En el marco de la cobranza de las facturas negociables, Finsmart puede acudir a las siguientes vías:

  1. Proceso judicial: al tratarse de valores títulos, las facturas negociables permiten seguir procesos ejecutivos. Si bien este tipo de proceso judicial tiene plazos establecidos más cortos que los ordinarios, su extensión podría ser de aproximadamente 2 años y medio o más considerando la carga judicial y las acciones de defensa e impugnación de los deudores.

  2. Proceso arbitral: las facturas negociables que cuentan con cláusulas arbitrales pueden ser objeto de este proceso, el cual podría tomar entre 3 a 6 meses. Una vez emitido el laudo arbitral, si el deudor no cumple con lo resuelto por el árbitro, se debe acudir a un proceso ejecutivo para ejecutar dicho laudo, proceso que suele llamarse a ser más corto por la naturaleza del laudo arbitral.

  3. Procedimiento administrativo: cuando la suma adeudada por las facturas negociables supera un monto considerable y la empresa deudora presenta características particulares de solvencia, Finsmart puede optar por solicitar el inicio de un procedimiento concursal ordinario, en su rol de acreedor de las facturas negociables. Este procedimiento tiene un plazo más corto que un proceso judicial y tiende a ser un incentivo para celebrar una transacción.

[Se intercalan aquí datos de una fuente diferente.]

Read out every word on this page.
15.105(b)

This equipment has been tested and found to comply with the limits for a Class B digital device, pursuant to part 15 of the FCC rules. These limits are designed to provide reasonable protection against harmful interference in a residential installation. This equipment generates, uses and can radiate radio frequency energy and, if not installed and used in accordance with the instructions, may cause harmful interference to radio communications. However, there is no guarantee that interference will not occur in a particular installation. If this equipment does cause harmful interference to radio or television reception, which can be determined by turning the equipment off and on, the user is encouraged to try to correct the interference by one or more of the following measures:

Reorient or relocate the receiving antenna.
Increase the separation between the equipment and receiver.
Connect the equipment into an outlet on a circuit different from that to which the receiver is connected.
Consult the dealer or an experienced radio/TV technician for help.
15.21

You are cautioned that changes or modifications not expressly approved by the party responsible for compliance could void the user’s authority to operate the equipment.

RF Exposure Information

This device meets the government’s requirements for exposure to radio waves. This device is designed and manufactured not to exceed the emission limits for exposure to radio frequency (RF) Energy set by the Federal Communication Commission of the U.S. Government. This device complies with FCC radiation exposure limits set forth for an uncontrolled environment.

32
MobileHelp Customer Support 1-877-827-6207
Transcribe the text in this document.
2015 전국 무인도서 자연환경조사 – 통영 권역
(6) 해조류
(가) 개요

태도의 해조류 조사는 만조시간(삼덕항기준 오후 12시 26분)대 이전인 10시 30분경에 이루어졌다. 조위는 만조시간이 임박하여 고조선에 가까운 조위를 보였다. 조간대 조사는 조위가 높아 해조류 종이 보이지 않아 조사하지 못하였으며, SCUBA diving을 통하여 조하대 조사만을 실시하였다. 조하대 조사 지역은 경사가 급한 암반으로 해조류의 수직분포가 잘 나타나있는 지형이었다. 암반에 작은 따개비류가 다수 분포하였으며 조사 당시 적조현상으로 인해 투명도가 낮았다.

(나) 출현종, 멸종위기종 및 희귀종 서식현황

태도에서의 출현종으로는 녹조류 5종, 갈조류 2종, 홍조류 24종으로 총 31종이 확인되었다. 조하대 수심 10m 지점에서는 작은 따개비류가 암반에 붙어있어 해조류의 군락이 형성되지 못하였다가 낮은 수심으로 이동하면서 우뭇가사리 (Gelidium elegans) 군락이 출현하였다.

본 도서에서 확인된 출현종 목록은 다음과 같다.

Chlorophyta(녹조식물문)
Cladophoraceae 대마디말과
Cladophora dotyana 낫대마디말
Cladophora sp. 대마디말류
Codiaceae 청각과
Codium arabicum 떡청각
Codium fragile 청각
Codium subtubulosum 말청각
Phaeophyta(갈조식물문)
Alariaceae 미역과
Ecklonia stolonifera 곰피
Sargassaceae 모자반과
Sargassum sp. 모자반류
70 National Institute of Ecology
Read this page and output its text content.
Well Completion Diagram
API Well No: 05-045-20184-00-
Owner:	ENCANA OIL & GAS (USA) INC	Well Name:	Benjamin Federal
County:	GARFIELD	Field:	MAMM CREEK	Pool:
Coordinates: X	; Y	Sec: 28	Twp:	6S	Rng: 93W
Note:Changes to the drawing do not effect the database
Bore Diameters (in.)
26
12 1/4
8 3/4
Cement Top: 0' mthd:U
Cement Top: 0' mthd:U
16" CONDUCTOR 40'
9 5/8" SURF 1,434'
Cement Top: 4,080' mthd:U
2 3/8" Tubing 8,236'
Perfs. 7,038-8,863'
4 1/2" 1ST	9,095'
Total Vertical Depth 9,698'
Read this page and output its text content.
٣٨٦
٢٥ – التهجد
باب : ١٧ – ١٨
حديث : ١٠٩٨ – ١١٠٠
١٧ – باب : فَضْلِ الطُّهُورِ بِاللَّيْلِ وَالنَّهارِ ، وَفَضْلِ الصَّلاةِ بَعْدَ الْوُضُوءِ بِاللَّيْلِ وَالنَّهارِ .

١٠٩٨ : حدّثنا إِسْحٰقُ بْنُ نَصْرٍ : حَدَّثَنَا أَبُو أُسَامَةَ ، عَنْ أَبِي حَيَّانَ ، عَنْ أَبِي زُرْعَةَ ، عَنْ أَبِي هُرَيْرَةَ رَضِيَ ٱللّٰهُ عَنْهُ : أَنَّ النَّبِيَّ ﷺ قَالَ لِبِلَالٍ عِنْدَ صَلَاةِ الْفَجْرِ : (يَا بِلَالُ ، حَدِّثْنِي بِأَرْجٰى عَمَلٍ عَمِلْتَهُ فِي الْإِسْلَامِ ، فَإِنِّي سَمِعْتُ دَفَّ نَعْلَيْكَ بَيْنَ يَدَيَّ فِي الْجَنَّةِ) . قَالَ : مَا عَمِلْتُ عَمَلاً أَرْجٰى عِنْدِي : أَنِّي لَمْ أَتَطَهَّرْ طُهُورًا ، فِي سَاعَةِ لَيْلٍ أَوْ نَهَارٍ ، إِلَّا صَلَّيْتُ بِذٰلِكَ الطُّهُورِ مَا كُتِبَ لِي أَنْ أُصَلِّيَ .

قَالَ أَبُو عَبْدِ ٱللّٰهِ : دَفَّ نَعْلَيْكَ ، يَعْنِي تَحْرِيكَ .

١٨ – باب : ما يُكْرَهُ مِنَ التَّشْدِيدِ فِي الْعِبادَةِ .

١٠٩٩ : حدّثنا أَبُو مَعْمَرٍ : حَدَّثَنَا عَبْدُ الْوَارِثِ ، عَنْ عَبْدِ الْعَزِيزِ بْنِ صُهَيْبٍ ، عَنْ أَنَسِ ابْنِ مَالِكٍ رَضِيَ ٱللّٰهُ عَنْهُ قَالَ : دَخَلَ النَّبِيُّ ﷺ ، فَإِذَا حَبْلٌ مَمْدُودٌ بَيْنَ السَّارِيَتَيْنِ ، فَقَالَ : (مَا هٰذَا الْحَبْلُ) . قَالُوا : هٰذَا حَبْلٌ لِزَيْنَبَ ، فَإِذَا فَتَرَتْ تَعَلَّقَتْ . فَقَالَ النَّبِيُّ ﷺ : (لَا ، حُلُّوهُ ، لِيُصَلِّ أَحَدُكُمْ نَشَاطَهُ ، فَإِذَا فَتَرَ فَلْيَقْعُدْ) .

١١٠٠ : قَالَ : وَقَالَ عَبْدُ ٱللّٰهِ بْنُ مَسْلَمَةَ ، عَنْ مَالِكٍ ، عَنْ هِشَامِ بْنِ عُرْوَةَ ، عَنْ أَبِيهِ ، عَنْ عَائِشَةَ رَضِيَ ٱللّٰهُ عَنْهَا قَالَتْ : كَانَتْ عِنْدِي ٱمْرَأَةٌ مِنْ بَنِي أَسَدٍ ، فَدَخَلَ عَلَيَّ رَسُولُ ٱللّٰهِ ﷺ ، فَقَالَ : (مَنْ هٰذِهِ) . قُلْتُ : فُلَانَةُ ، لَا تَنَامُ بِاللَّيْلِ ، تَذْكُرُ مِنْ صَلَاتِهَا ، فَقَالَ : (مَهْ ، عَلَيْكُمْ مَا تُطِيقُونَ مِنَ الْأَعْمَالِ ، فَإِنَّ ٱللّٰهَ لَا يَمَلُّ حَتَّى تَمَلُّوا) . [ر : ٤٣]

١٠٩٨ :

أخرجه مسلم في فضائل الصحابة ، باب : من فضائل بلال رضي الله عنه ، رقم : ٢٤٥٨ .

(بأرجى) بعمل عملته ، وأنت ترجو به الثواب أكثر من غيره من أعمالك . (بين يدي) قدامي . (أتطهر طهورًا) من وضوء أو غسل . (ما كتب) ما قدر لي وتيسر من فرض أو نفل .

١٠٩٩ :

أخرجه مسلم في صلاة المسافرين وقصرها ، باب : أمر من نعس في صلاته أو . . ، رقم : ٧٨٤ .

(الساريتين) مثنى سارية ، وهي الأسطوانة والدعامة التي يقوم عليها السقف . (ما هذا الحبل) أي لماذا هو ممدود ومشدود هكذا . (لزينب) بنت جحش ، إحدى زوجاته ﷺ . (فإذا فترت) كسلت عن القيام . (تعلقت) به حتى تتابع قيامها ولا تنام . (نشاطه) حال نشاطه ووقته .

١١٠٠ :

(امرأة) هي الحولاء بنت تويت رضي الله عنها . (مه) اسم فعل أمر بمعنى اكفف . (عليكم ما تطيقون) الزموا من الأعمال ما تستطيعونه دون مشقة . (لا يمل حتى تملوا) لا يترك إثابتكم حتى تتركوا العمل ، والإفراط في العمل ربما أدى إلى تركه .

  4. Denuncia penal: de manera excepcional, cuando los hechos analizados del caso concreto indiquen mala fe de naturaleza delictiva por parte de las empresas deudoras, se puede presentar una denuncia penal en contra de ellas, aludiendo principalmente el perjuicio patrimonial que se tendrá por la falta de devolución de los fondos desembolsados ​​en virtud a las Operaciones de Factoring.